Les clubs de Ligue 2 ont des circonstances atténuantes. La réalisation de la prospection commerciale est une activité couteuse pour ces clubs. Ils n’ont pas forcément des moyens financiers importants à consacrer à cette activité.

Après, à l’image de nombreux clubs de Ligue 1, les directions de Ligue 2 sont surtout sensibles à l’évolution de la manne des droits TV. Et effectivement, au sein des clubs de Ligue 2, il y a peut-être aujourd’hui un déficit de force commerciale pour dénicher de nouveaux partenaires. Dans le cadre de nos activités avec SponsorLive, on se rend compte que les formations de Ligue 2 ne possèdent généralement qu’un seul commercial. Dans ces conditions, c’est évidemment difficile de générer des gros revenus.

Justement, SponsorLive répond à cette problématique du sous-effectif des équipes commerciales des formations de Ligue 2. Pour des clubs qui ne possèdent qu’un seul ou deux commerciaux dans leurs effectifs, SponsorLive peut leur permettre de dénicher des nouveaux annonceurs sans accroître leur force commerciale.

Les directions de Ligue 2 n’ont-ils pas un intérêt à long terme à diminuer leurs budgets consacrés au secteur sportif pour les investir dans le développement des revenus de sponsoring ou de billetterie ?

Oui, je le pense.
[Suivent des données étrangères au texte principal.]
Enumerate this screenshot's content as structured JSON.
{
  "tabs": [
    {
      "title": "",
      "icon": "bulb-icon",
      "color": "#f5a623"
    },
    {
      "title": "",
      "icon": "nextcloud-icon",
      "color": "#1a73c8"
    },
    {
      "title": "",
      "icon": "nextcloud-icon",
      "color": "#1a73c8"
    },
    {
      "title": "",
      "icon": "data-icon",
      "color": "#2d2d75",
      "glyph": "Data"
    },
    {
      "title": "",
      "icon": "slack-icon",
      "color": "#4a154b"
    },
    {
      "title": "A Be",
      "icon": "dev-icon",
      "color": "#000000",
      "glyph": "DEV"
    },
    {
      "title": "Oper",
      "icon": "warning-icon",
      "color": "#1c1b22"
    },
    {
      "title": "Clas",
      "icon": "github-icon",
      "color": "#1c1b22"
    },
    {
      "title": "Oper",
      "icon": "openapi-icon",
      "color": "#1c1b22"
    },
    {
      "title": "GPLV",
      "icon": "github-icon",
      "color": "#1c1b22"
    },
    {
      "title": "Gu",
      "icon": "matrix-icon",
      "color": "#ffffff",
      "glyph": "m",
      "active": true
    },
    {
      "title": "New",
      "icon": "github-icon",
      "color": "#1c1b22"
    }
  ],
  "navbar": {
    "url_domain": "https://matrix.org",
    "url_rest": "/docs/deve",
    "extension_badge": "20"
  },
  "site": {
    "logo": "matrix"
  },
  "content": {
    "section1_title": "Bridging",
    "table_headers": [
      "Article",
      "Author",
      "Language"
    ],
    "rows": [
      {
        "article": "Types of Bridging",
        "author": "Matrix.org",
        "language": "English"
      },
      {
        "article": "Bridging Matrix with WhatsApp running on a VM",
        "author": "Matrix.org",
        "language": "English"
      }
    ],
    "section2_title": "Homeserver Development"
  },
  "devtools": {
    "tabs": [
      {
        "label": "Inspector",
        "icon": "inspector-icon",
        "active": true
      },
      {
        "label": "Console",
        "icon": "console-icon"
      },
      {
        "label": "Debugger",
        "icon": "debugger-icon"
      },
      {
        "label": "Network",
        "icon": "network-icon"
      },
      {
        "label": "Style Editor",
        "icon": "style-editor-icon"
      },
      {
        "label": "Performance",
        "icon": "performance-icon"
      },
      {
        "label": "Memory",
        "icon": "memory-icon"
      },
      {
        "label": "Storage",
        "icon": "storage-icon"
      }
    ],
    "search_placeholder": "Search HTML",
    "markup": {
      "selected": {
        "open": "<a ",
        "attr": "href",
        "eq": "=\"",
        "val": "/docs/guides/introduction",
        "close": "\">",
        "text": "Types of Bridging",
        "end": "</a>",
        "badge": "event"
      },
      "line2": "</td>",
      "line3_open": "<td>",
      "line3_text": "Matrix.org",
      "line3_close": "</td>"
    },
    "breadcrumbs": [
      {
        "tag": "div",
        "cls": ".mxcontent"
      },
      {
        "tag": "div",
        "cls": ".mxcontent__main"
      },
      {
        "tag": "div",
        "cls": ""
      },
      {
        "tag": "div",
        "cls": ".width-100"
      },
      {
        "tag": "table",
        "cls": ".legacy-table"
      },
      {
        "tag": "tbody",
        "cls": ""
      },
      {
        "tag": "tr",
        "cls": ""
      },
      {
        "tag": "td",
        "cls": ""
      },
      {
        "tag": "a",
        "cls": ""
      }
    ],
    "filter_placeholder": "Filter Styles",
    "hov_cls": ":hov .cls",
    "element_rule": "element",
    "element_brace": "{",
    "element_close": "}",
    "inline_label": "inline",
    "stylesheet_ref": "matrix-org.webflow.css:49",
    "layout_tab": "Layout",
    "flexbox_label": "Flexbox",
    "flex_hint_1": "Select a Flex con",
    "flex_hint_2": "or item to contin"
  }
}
Et je pense aussi que les clubs de Ligue 2 n’ont plus le choix. Aujourd’hui, la situation financière du football français, et particulièrement de la Ligue 2 est très préoccupante et il est indispensable de réaliser des reconfigurations des structures de coûts des clubs. Beaucoup de clubs vivent toujours au-dessus de leurs moyens aujourd’hui en investissant trop dans le secteur sportif.

J’aime beaucoup l’exemple du président Jean-Michel Aulas à Lyon. Il aurait pu avoir cette tentation d’une gestion court-termiste en dépensant à tout va dans les transferts et la masse salariale du club. Au lieu de cela, il a mené une réflexion au sujet d’une stratégie à long terme à l’image d’un vrai chef d’entreprise. Malheureusement, aujourd’hui, les directions ne gèrent pas forcément leur club comme une véritable entreprise. Et c’est pour cette raison qu’il y a encore aujourd’hui tant de dérapages financiers.

Dernièrement, sur Twitter, vous aviez indiqué que les revenus de sponsoring de Ligue 2 devraient dépasser 60 M€ pour l’exercice 2014-15, notamment grâce à l’activité de SponsorLive. Quel sera le niveau de contribution de votre société dans cette croissance des revenus ?

Personnellement, je n’aime pas me lancer dans ce genre de chiffres car il y a trop d’éléments, notamment liés à la conjoncture, qui influencent l’évolution. Par exemple, si la crise économique devait perdurer lors des prochaines années, les revenus de sponsoring continueraient à plonger. C’est une réalité.

Après, concernant la contribution de SponsorLive, je pense effectivement que nous pouvons être un acteur majeur de la croissance des revenus de sponsoring de Ligue 1 et également de Ligue 2. Ainsi, nous pouvons faire en sorte d’augmenter les revenus de sponsoring des clubs qui s’engagent avec nous de l’ordre de 10 à 15%. C’est un objectif très raisonnable et prudent.

Cette croissance sera notamment portée par la monétisation de nouveaux espaces pour les clubs comme par exemple les médias et réseaux sociaux. Il y un vrai potentiel à ce niveau. Et puis SponsorLive représente un excellent outil de démarchage de partenaires pour les clubs. Nous allons capter des annonceurs que les clubs n’auraient pu démarcher facilement sans notre plateforme digitale. Voilà les deux principaux axes sur lesquels SponsorLive peut influer directement pour obtenir une croissance de 10 à 15% des revenus de sponsoring.

Après, comme vous l’avez compris, SponsorLive interviendra sur d’autres sources de revenus dans les mois à venir et notamment la billetterie. Ainsi, nous ne serons plus cantonnés uniquement au développement des revenus de sponsoring mais nous aspirons à aider de manière plus globale les clubs qui s’engagent avec nous.